Alright, here's my followup to the "illegal instruction" VGA plan. But firstly some background... Earlier I mentioned the
Ultra-fast output port using 65C02 illegal instructions, and I have edited that post to include a new option, one which also plays a role in the VGA idea. As shown below, the new arrangement provides 8 one-bit ports, each of which can be individually written using a 1-byte, 1-cycle NOP from Column 3.
Attachment:
File comment: 74_259 approach allows 8 individually writable bits
Ultra-fast_65c02_output_port using a '259 .png [ 5.9 KiB | Viewed 63587 times ]
Adding to that, the circuit below also responds to opcodes in Column 1. (These are
not illegal.)
Attachment:
VGA controller.png [ 22.42 KiB | Viewed 63587 times ]
The opcodes in Column 1 are all either (z-pg,X) mode or (z-pg),Y mode, and it's the latter that appear in Bill's little ditty:
Code:
LDA (z-pg),y
INY ;the 2-inst'n sequence repeats 80 times to generate one line of 640 pixels
The LDA (zp),y opcode -- or any other (zp),y or (zp,X) opcode -- will cause the /COL_1 signal to go low at the end of the cycle during which the opcode is fetched. This gets inverted, and a one-cycle high subsequently makes its way through a delay line that's formed by 5 sections of a 74_174 hex D flipflop.
Referring to the cycle description included at the bottom of the diagram, we see that only cycles 5 and 6 will vary according to presence of a page crossing.
- With a page crossing, cycle 5 is a CPU "internal operation." Cycle 6 is when the data access occurs and cycle 6 is when the Video Shift Register loads.
- Without a page crossing, cycle 5 is when the data access occurs. Bus capacitance preserves this data for an extra cycle because on cycle 6 the data bus floats. Cycle 6 is when the Video Shift Register loads. The CPU is trying to fetch the next opcode during cycle 6, and that's why SYNC goes high... floating the bus and pulling RDY low for a single cycle.
There are some incidental details to attend to. The altered behavior of (z-pg),Y instructions exactly suits our needs for video, but we need a way to turn off the new behavior when
not dealing with video. I've connected Q0 of the '259 so that a 1-byte, 1-cycle NOP can enable or inhibit the special response to Column_1 opcodes.
Q1 and Q2 of the '259 are shown as VSYNC and HSYNC outputs, and all the other bits remain available for whatever. They could be used to select colors, for example. Or... by adding another gate or two they could cause various other
entire 64K regions to be activated during cycles 5 and 6!

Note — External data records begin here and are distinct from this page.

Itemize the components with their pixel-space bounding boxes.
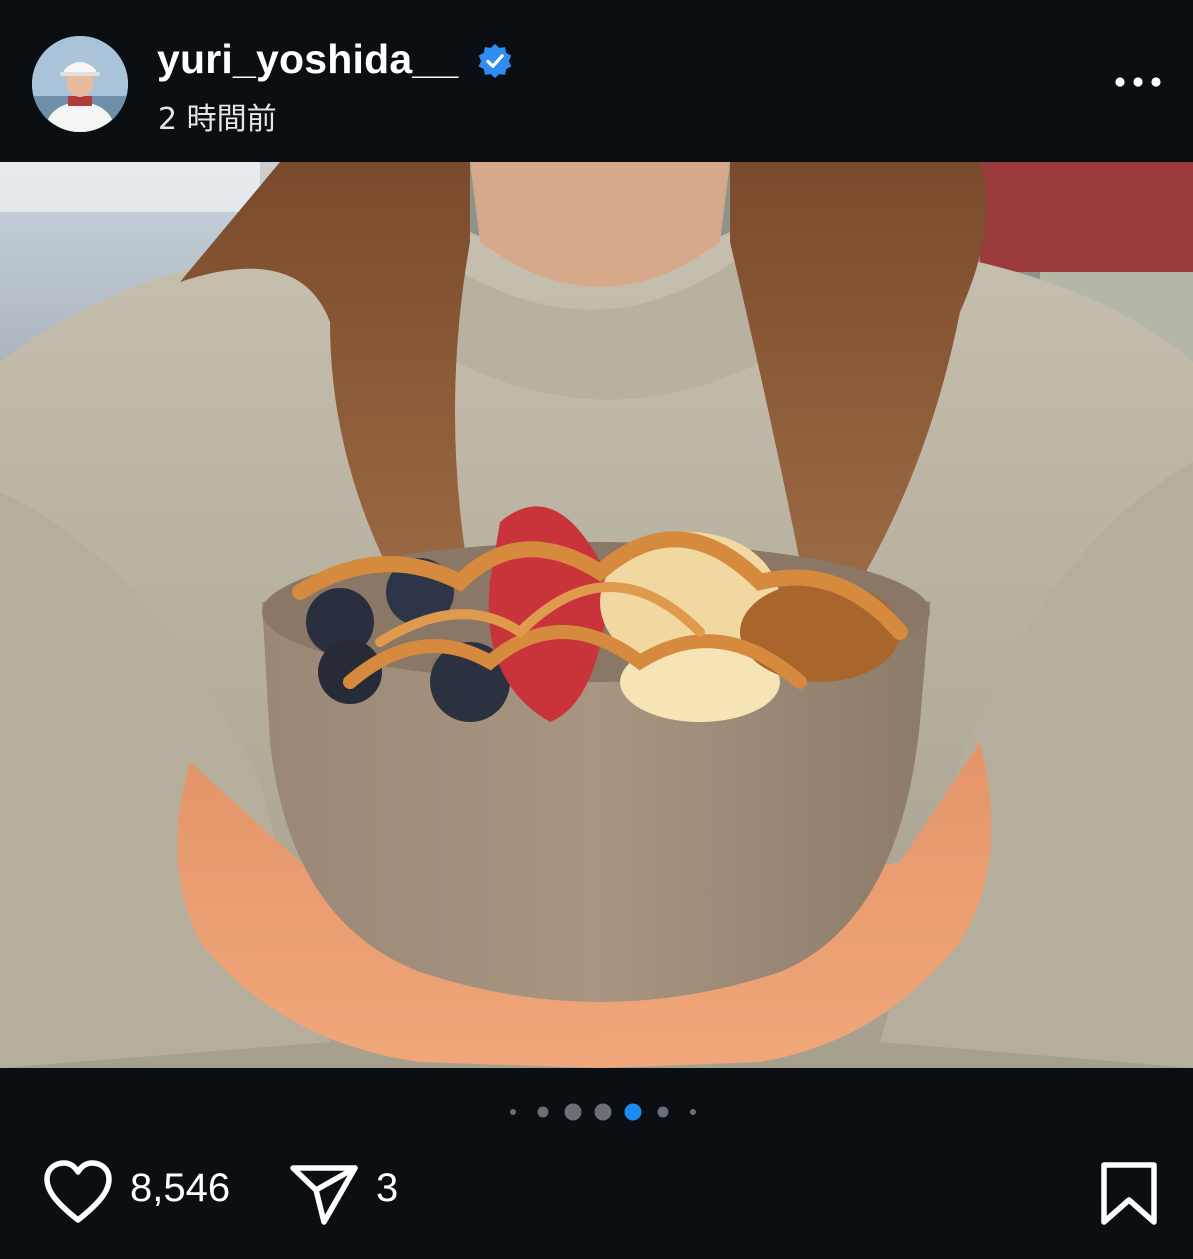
post-header: yuri_yoshida__ 2 時間前 (0, 0, 1193, 162)
carousel-indicator (510, 1103, 696, 1121)
verified-badge-icon (478, 43, 512, 79)
instagram-post: yuri_yoshida__ 2 時間前 8,546 3 (0, 0, 1193, 1259)
carousel-dot (594, 1103, 612, 1121)
username[interactable]: yuri_yoshida__ (157, 36, 458, 83)
carousel-dot (510, 1109, 516, 1115)
post-timestamp: 2 時間前 (158, 102, 277, 137)
carousel-dot-active (624, 1103, 642, 1121)
carousel-dot (690, 1109, 696, 1115)
post-photo[interactable] (0, 162, 1193, 1068)
share-count: 3 (376, 1166, 399, 1210)
avatar[interactable] (32, 36, 128, 132)
carousel-dot (537, 1106, 549, 1118)
like-count[interactable]: 8,546 (130, 1166, 230, 1211)
carousel-dot (657, 1106, 669, 1118)
heart-icon[interactable] (42, 1158, 114, 1226)
more-horizontal-icon[interactable] (1108, 62, 1168, 102)
carousel-dot (564, 1103, 582, 1121)
paper-plane-icon[interactable] (288, 1160, 360, 1226)
action-bar: 8,546 3 (0, 1140, 1193, 1250)
bookmark-icon[interactable] (1098, 1160, 1160, 1226)
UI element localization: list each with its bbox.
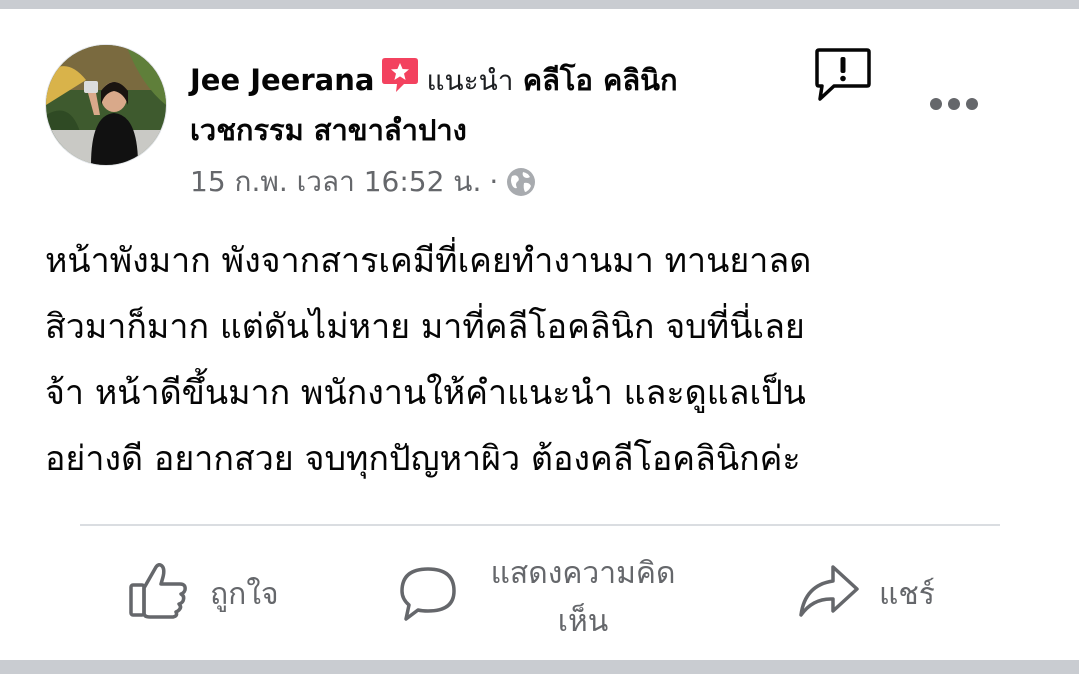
comment-icon	[398, 565, 458, 631]
post-text-line: จ้า หน้าดีขึ้นมาก พนักงานให้คำแนะนำ และด…	[45, 373, 806, 413]
recommended-page-name-cont[interactable]: เวชกรรม สาขาลำปาง	[190, 106, 790, 154]
post-timestamp[interactable]: 15 ก.พ. เวลา 16:52 น.	[190, 165, 481, 198]
post-text-line: สิวมาก็มาก แต่ดันไม่หาย มาที่คลีโอคลินิก…	[45, 307, 805, 347]
comment-label-line2: เห็น	[557, 604, 609, 639]
post-meta: 15 ก.พ. เวลา 16:52 น. ·	[190, 160, 536, 210]
recommend-badge-icon	[380, 56, 420, 108]
recommended-page-name[interactable]: คลีโอ คลินิก	[523, 63, 678, 97]
comment-label-line1: แสดงความคิด	[490, 556, 676, 591]
like-icon	[128, 561, 190, 627]
author-name[interactable]: Jee Jeerana	[190, 63, 374, 97]
report-icon[interactable]	[814, 46, 872, 108]
globe-icon	[506, 166, 536, 210]
post-text-line: อย่างดี อยากสวย จบทุกปัญหาผิว ต้องคลีโอค…	[45, 439, 801, 479]
like-label: ถูกใจ	[210, 576, 279, 612]
share-icon	[797, 561, 861, 627]
author-avatar[interactable]	[45, 44, 167, 166]
comment-label: แสดงความคิดเห็น	[478, 550, 688, 646]
post-text-line: หน้าพังมาก พังจากสารเคมีที่เคยทำงานมา ทา…	[45, 241, 812, 281]
share-label: แชร์	[879, 576, 935, 612]
more-options-icon[interactable]	[928, 96, 980, 116]
actions-divider	[80, 524, 1000, 526]
meta-separator: ·	[489, 165, 499, 198]
comment-button[interactable]: แสดงความคิดเห็น	[398, 556, 688, 640]
share-button[interactable]: แชร์	[797, 564, 935, 624]
like-button[interactable]: ถูกใจ	[128, 561, 279, 627]
top-frame-bar	[0, 0, 1079, 9]
recommend-text: แนะนำ	[426, 64, 514, 97]
post-body: หน้าพังมาก พังจากสารเคมีที่เคยทำงานมา ทา…	[45, 228, 1005, 492]
post-header-line1: Jee Jeerana แนะนำ คลีโอ คลินิก	[190, 56, 790, 108]
bottom-frame-bar	[0, 660, 1079, 674]
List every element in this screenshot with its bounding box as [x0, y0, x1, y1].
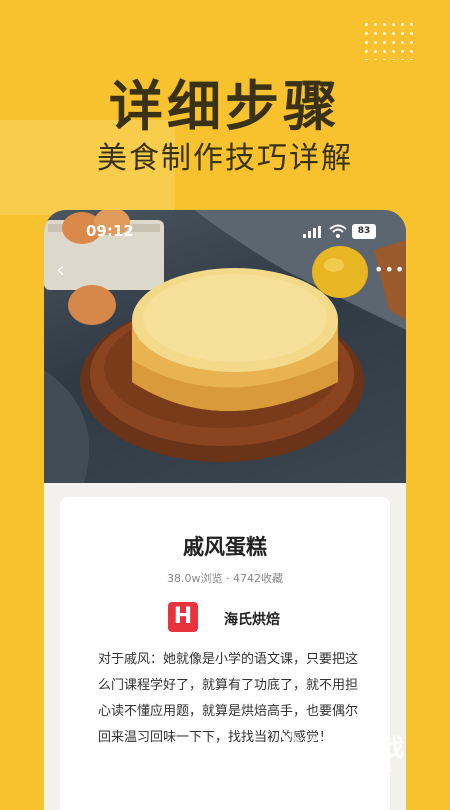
cake-photo: 09:12 83 ‹ •••	[44, 210, 406, 483]
watermark-logo-icon	[278, 730, 304, 766]
dot-pattern-decoration	[362, 20, 416, 60]
status-bar: 09:12 83	[44, 210, 406, 250]
watermark-name: 仍玩游戏	[308, 734, 404, 762]
signal-icon	[303, 226, 321, 238]
phone-mockup: 09:12 83 ‹ ••• 戚风蛋糕 38.0w浏览 · 4742收藏 H 海…	[44, 210, 406, 810]
watermark-pinyin: Rengwan Games	[308, 764, 393, 775]
author-logo[interactable]: H	[168, 602, 198, 632]
more-options-icon[interactable]: •••	[374, 260, 405, 279]
battery-icon: 83	[352, 224, 376, 239]
cake-illustration	[44, 210, 406, 483]
banner-headline: 详细步骤	[109, 75, 341, 138]
banner-subheadline: 美食制作技巧详解	[97, 141, 353, 176]
author-name[interactable]: 海氏烘焙	[224, 609, 280, 629]
wifi-icon	[329, 224, 347, 238]
recipe-title: 戚风蛋糕	[183, 535, 267, 559]
recipe-stats: 38.0w浏览 · 4742收藏	[167, 572, 283, 585]
back-chevron-icon[interactable]: ‹	[56, 258, 65, 283]
status-time: 09:12	[86, 222, 134, 240]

Because it decodes instructions, this "video" scheme provides a potential means to let you read and write data of any kind from several, perhaps dozens, of other 64K banks at will.
I'll develop this idea further in a separate post, perhaps. But for now let me point out a highly pertinent point, and it is this:
instruction decoding lets us know when the special memory access will occur. That's a crucial contrast with ordinary banking schemes, which rely on
address decoding to tell us "when."
If the "when" question ceases to rely on address decoding then you eliminate the regrettable need for the "window" -- a peephole within the 64K space -- that'd be necessary to trigger the address decoder. Instead of accessing the beyond-64K region as a series of peephole-sized chunks, you can access it in units which are each a full 64K. Peepholes suffice for some applications, but if you care at all about treating the new memory as a linear space (containing very large arrays, for example) then 64K units (similar to what the the 65816 uses, BTW) will perform a lot faster and give you fewer gray hairs than working through a peephole, IMO.